Sat Feb 26 10:28:21 PST 2022

On Sat, Feb 26, 2022 at 3:29 AM Marc Zyngier <maz at kernel.org> wrote:
>
> On Thu, 24 Feb 2022 20:05:59 +0000,
> Oliver Upton <oupton at google.com> wrote:
> >
> > On Thu, Feb 24, 2022 at 03:40:15PM +0000, Marc Zyngier wrote:
> > > > diff --git a/arch/arm64/kvm/psci.c b/arch/arm64/kvm/psci.c
> > > > index 2bb8d047cde4..a7de84cec2e4 100644
> > > > --- a/arch/arm64/kvm/psci.c
> > > > +++ b/arch/arm64/kvm/psci.c
> > > > @@ -245,6 +245,11 @@ static int kvm_psci_system_suspend(struct kvm_vcpu *vcpu)
> > > >           return 1;
> > > >   }
> > > >
> > > > + if (kvm->arch.system_suspend_exits) {
> > > > +         kvm_vcpu_set_system_event_exit(vcpu, KVM_SYSTEM_EVENT_SUSPEND);
> > > > +         return 0;
> > > > + }
> > > > +
> > >
> > > So there really is a difference in behaviour here. Userspace sees the
> > > WFI behaviour before reset (it implements it), while when not using
> > > the SUSPEND event, reset occurs before anything else.
> > >
> > > They really should behave in a similar way (WFI first, reset next).
> >
> > I mentioned this on the other patch, but I think the conversation should
> > continue here as UAPI context is in this one.
> >
> > If SUSPEND exits are disabled and SYSTEM_SUSPEND is implemented in the
> > kernel, userspace cannot observe any intermediate state. I think it is
> > necessary for migration, otherwise if userspace were to save the vCPU
> > post-WFI, pre-reset the pending reset would get lost along the way.
> >
> > As far as userspace is concerned, I think the WFI+reset operation is
> > atomic. SUSPEND exits just allow userspace to intervene before said
> > atomic operation.
> >
> > Perhaps I'm missing something: assuming SUSPEND exits are disabled, what
> > value is provided to userspace if it can see WFI behavior before the
> > reset?
>
> Signals get in the way, and break the notion of atomicity. Userspace
> *will* observe this.
>
> I agree that save/restore is an important point, and that snapshoting
> the guest at this stage should capture the reset value. But it is the
> asymmetry of the behaviours that I find jarring:
>
> - if you ask for userspace exit, no reset value is applied and you
>   need to implement the reset in userspace
>
> - if you *don't* ask for a userspace exit, the reset values are
>   applied, and a signal while in WFI will result in this reset being
>   observed
>
> Why can't the userspace exit path also apply the reset values *before*
> exiting? After all, you can model this exit to userspace as
> reset+WFI+'spurious exit from WFI'. This would at least unify the two
> behaviours.

I hesitated applying the reset context to the CPU before the userspace
exit because that would be wildly different from the other system
events. Userspace wouldn't have much choice but to comply with the
guest request at that point.

What about adopting the following:

 - Drop the in-kernel SYSTEM_SUSPEND emulation. I think you were
getting at this point in [1], and I'd certainly be open to it. Without
a userspace exit, I don't think there is anything meaningfully
different between this call and a WFI instruction.

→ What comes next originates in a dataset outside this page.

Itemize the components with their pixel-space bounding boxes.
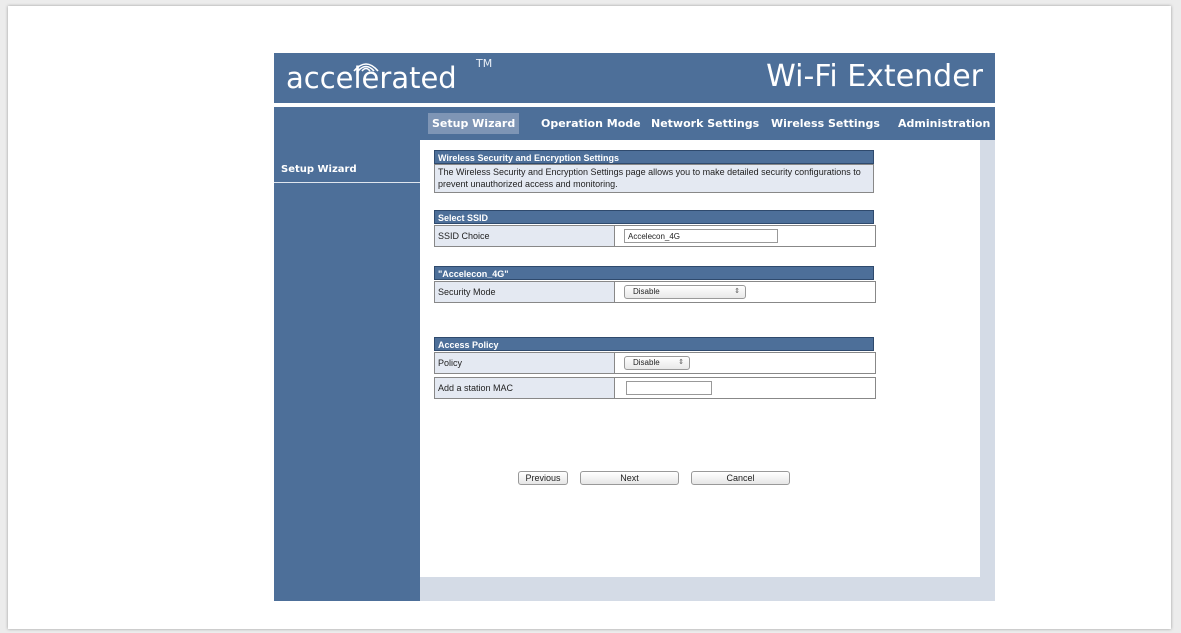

 - Add data to the kvm_run structure to convey the reset state for a
SYSTEM_SUSPEND exit. There's plenty of room left in the structure for
more, and can be done generically (just an array of data) for future
expansion. We already are going to need a code change in userspace to
do this right, so may as well update its view of kvm_run along the
way.

 - Exit to userspace with PSCI_RET_INTERNAL_FAILURE queued up for the
guest. Doing so keeps the exits consistent with the other system
exits, and affords userspace the ability to deny the call when it
wants to.

[1]: http://lore.kernel.org/r/87fso63ha2.wl-maz@kernel.org

> I still dislike the reset state being applied early, but consistency
> (and save/restore) trumps taste here. I know I'm being pedantic here,
> but we've been burned with loosely defined semantics in the past, and
> I want to get this right. Or less wrong.

I completely agree with you. The semantics are a bit funky, and I
really do wonder if the easiest way around that is to just make the
implementation a userspace problem.

--
Oliver